George S. Carlsen in his book Richest Man in Babylon has written and advises—in order to achieve financial success, one must ‘start thy purse to fattening’. Irrespective of our earnings, we should start saving first. We don’t have to earn a high salary to become rich. All we need to do is patiently channelise the money into investments. The more we save and put our money to work, the faster we can reach to our financial goals. Take one-third of income and save it for the future as a wise person once said, “saving is income of the future.”
Start Early—The Power Of NOW
Starting early and starting young is key to successful investment and creation of wealth. But don’t worry if you already got few grey hairs. A Chinese proverb suggests ’the best time to plant a tree was 20 years ago. The second best time is now’; it is never too late. The power of compounding is the single-most reason for you to start investing early. If you would have invested that same Rs 10 lakh in 1991 in a financial instrument which gives 10% interest, your current investment value of that would have been a whopping Rs 98.50 lakh. Now say wow! That’s the power of Compounding, described as the eighth wonder of the world by Einstein.

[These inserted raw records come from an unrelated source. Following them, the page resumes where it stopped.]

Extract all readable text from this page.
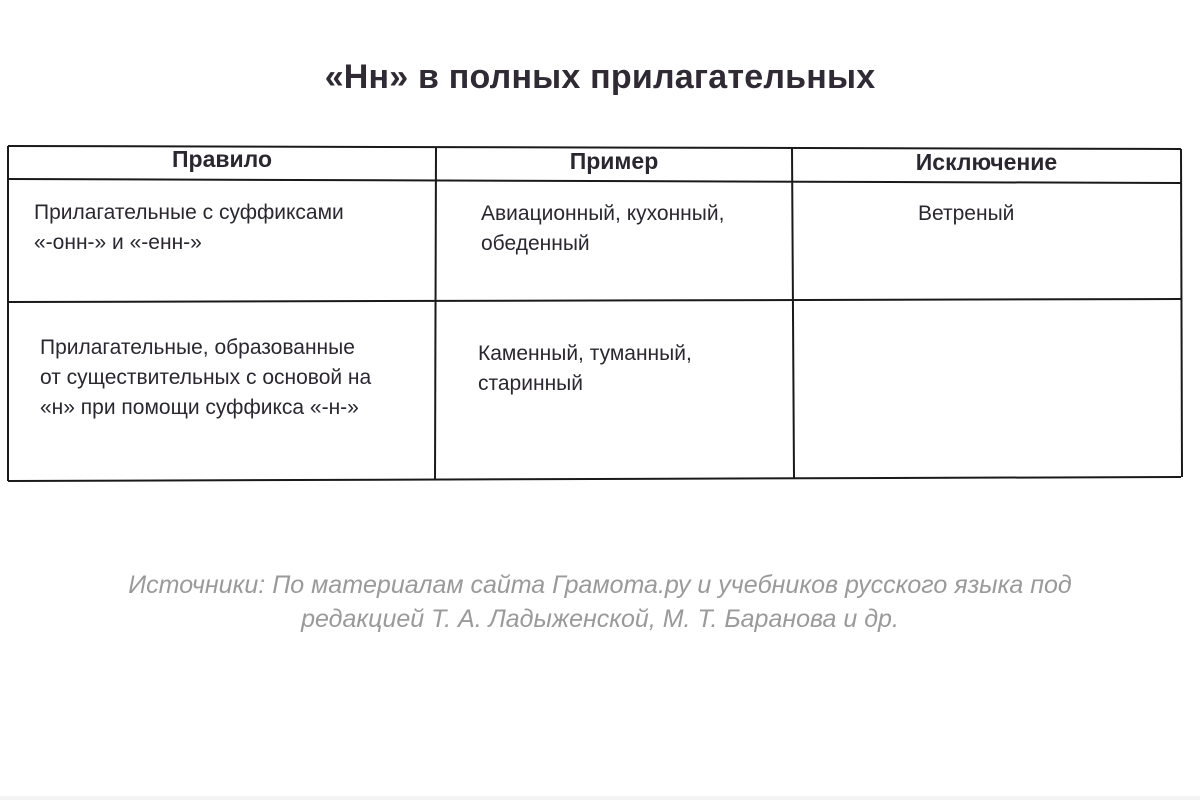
«Нн» в полных прилагательных
Правило	Пример	Исключение
Прилагательные с суффиксами
«-онн-» и «-енн-»
Авиационный, кухонный,
обеденный
Ветреный
Прилагательные, образованные
от существительных с основой на
«н» при помощи суффикса «-н-»
Каменный, туманный,
старинный
Источники: По материалам сайта Грамота.ру и учебников русского языка под
редакцией Т. А. Ладыженской, М. Т. Баранова и др.
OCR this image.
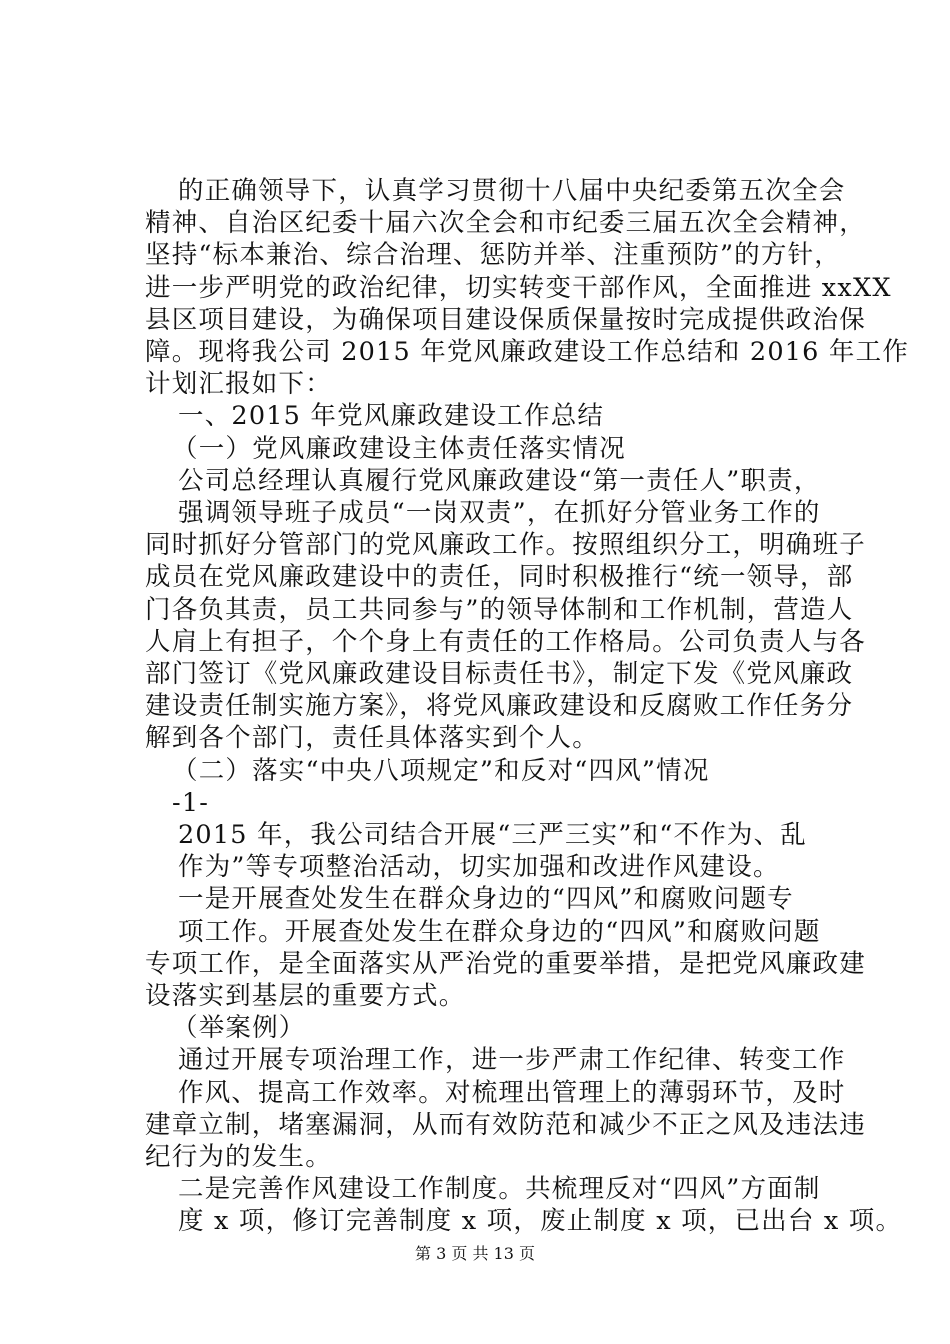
的正确领导下，认真学习贯彻十八届中央纪委第五次全会
精神、自治区纪委十届六次全会和市纪委三届五次全会精神，
坚持“标本兼治、综合治理、惩防并举、注重预防”的方针，
进一步严明党的政治纪律，切实转变干部作风，全面推进 xxXX
县区项目建设，为确保项目建设保质保量按时完成提供政治保
障。现将我公司 2015 年党风廉政建设工作总结和 2016 年工作
计划汇报如下：
一、2015 年党风廉政建设工作总结
（一）党风廉政建设主体责任落实情况
公司总经理认真履行党风廉政建设“第一责任人”职责，
强调领导班子成员“一岗双责”，在抓好分管业务工作的
同时抓好分管部门的党风廉政工作。按照组织分工，明确班子
成员在党风廉政建设中的责任，同时积极推行“统一领导，部
门各负其责，员工共同参与”的领导体制和工作机制，营造人
人肩上有担子，个个身上有责任的工作格局。公司负责人与各
部门签订《党风廉政建设目标责任书》，制定下发《党风廉政
建设责任制实施方案》，将党风廉政建设和反腐败工作任务分
解到各个部门，责任具体落实到个人。
（二）落实“中央八项规定”和反对“四风”情况
-1-
2015 年，我公司结合开展“三严三实”和“不作为、乱
作为”等专项整治活动，切实加强和改进作风建设。
一是开展查处发生在群众身边的“四风”和腐败问题专
项工作。开展查处发生在群众身边的“四风”和腐败问题
专项工作，是全面落实从严治党的重要举措，是把党风廉政建
设落实到基层的重要方式。
（举案例）
通过开展专项治理工作，进一步严肃工作纪律、转变工作
作风、提高工作效率。对梳理出管理上的薄弱环节，及时
建章立制，堵塞漏洞，从而有效防范和减少不正之风及违法违
纪行为的发生。
二是完善作风建设工作制度。共梳理反对“四风”方面制
度 x 项，修订完善制度 x 项，废止制度 x 项，已出台 x 项。
第 3 页 共 13 页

The table highlights the future value of an amount invested in different time frames with different interest rates.
Analyse Your Goals
Everyone has some financial goals which they want to achieve some day. While dreaming about holidaying in Las Vegas doesn’t cost us anything, it is not the goal which is significant. It is very important that you set realistic goals which are imperative to you (and your family) and can be achievable within the required time frame. The cost of buying a house, children’s higher education, retirement planning are some of the important goal which need to be carefully analysed and planned for. We should able to figure out that what corpus will be needed in the future, of course, adjusted for inflation.

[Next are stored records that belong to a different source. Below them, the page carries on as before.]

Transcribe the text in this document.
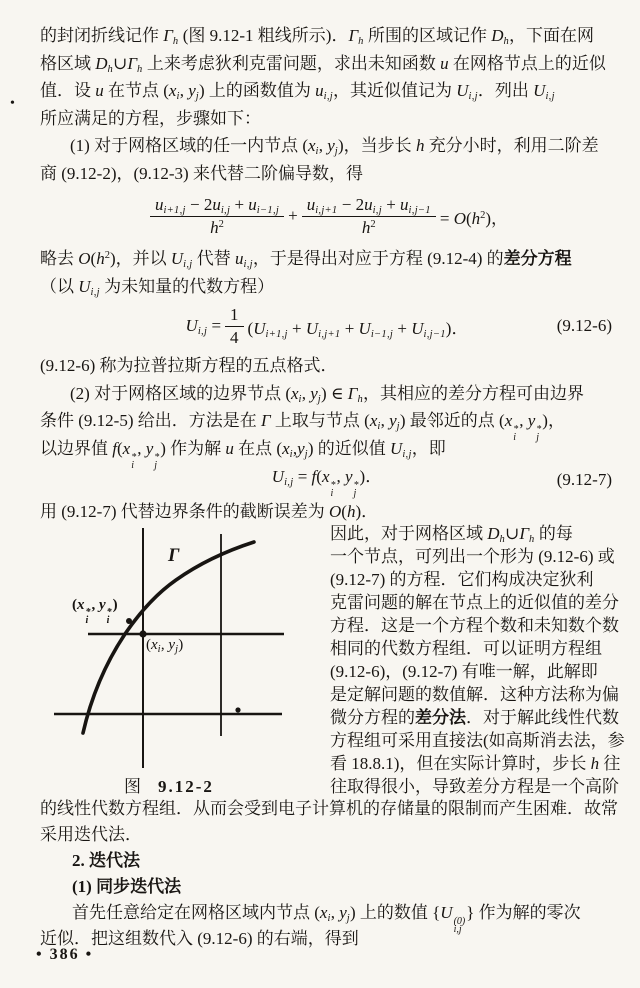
•
的封闭折线记作 $\Gamma_h$ (图 9.12-1 粗线所示)．$\Gamma_h$ 所围的区域记作 $D_h$，下面在网
格区域 $D_h\cup\Gamma_h$ 上来考虑狄利克雷问题，求出未知函数 u 在网格节点上的近似
值．设 u 在节点 ($x_i$, $y_j$) 上的函数值为 $u_{i,j}$，其近似值记为 $U_{i,j}$．列出 $U_{i,j}$
所应满足的方程，步骤如下：
(1) 对于网格区域的任一内节点 ($x_i$, $y_j$)，当步长 h 充分小时，利用二阶差
商 (9.12-2)，(9.12-3) 来代替二阶偏导数，得
$\frac{u_{i+1,j} - 2u_{i,j} + u_{i-1,j}}{h^2} + \frac{u_{i,j+1} - 2u_{i,j} + u_{i,j-1}}{h^2} = O(h^2)$，
略去 $O(h^2)$，并以 $U_{i,j}$ 代替 $u_{i,j}$，于是得出对应于方程 (9.12-4) 的差分方程
（以 $U_{i,j}$ 为未知量的代数方程）
$U_{i,j} = \frac{1}{4} (U_{i+1,j} + U_{i,j+1} + U_{i-1,j} + U_{i,j-1})$．	(9.12-6)
(9.12-6) 称为拉普拉斯方程的五点格式．
(2) 对于网格区域的边界节点 ($x_i$, $y_j$) ∈ $\Gamma_h$，其相应的差分方程可由边界
条件 (9.12-5) 给出．方法是在 Γ 上取与节点 ($x_i$, $y_j$) 最邻近的点 (x *
i
, y *
j
)，
以边界值 f(x *
i
, y *
j
) 作为解 u 在点 $(x_i,y_j)$ 的近似值 $U_{i,j}$，即
$U_{i,j} = f(x$ *
i
, y *
j
)．	(9.12-7)
用 (9.12-7) 代替边界条件的截断误差为 O(h)．
Γ
(x *
i
, y *
i
)
($x_i$, $y_j$)
图 9.12-2
因此，对于网格区域 $D_h\cup\Gamma_h$ 的每
一个节点，可列出一个形为 (9.12-6) 或
(9.12-7) 的方程．它们构成决定狄利
克雷问题的解在节点上的近似值的差分
方程．这是一个方程个数和未知数个数
相同的代数方程组．可以证明方程组
(9.12-6)，(9.12-7) 有唯一解，此解即
是定解问题的数值解．这种方法称为偏
微分方程的差分法．对于解此线性代数
方程组可采用直接法(如高斯消去法，参
看 18.8.1)，但在实际计算时，步长 h 往
往取得很小，导致差分方程是一个高阶
的线性代数方程组．从而会受到电子计算机的存储量的限制而产生困难．故常
采用迭代法．
2. 迭代法
(1) 同步迭代法
首先任意给定在网格区域内节点 ($x_i$, $y_j$) 上的数值 {U (0)
i,j
} 作为解的零次
近似．把这组数代入 (9.12-6) 的右端，得到
• 386 •
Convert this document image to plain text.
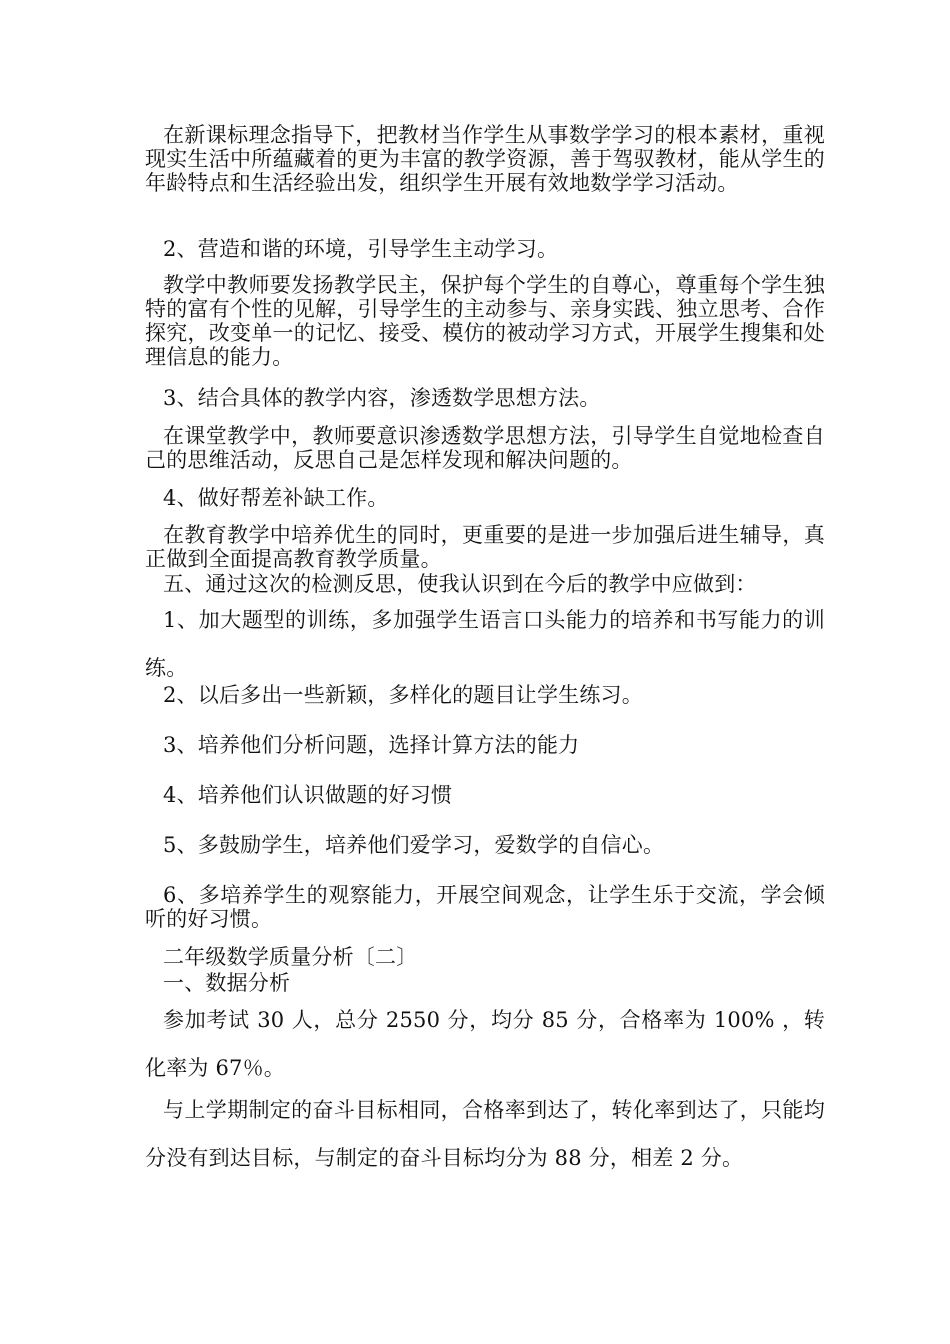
在新课标理念指导下，把教材当作学生从事数学学习的根本素材，重视现实生活中所蕴藏着的更为丰富的教学资源，善于驾驭教材，能从学生的年龄特点和生活经验出发，组织学生开展有效地数学学习活动。

2、营造和谐的环境，引导学生主动学习。

教学中教师要发扬教学民主，保护每个学生的自尊心，尊重每个学生独特的富有个性的见解，引导学生的主动参与、亲身实践、独立思考、合作探究，改变单一的记忆、接受、模仿的被动学习方式，开展学生搜集和处理信息的能力。

3、结合具体的教学内容，渗透数学思想方法。

在课堂教学中，教师要意识渗透数学思想方法，引导学生自觉地检查自己的思维活动，反思自己是怎样发现和解决问题的。

4、做好帮差补缺工作。

在教育教学中培养优生的同时，更重要的是进一步加强后进生辅导，真正做到全面提高教育教学质量。

五、通过这次的检测反思，使我认识到在今后的教学中应做到：

1、加大题型的训练，多加强学生语言口头能力的培养和书写能力的训练。

2、以后多出一些新颖，多样化的题目让学生练习。

3、培养他们分析问题，选择计算方法的能力

4、培养他们认识做题的好习惯

5、多鼓励学生，培养他们爱学习，爱数学的自信心。

6、多培养学生的观察能力，开展空间观念，让学生乐于交流，学会倾听的好习惯。

二年级数学质量分析〔二〕

一、数据分析

参加考试 30 人，总分 2550 分，均分 85 分，合格率为 100% ，转化率为 67％。

与上学期制定的奋斗目标相同，合格率到达了，转化率到达了，只能均分没有到达目标，与制定的奋斗目标均分为 88 分，相差 2 分。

Choosing The Right Investment
Starting to save is a good decision but only saving will not suffice the needs; we should put our money to work, which means, we should make investments. An investment decision should be based on one’s risk appetite, time frame for investment and importance of the financial goals. Basis that, one can create a portfolio of different investment instruments such as fixed income, bonds, equity, mutual funds, gold, debentures etc. Ideally, an investor should allocate a higher portion in equity if their goals are of slightly longer term. I may disappoint some conservative investor by saying that the only way to become wealthy is through long-term investment in equity or equity mutual fund, but that is the fact of the matter.
While the above discussed points can help an individual get better in investment planning, in the game of investment, hard work, honesty and humbleness take us a long way.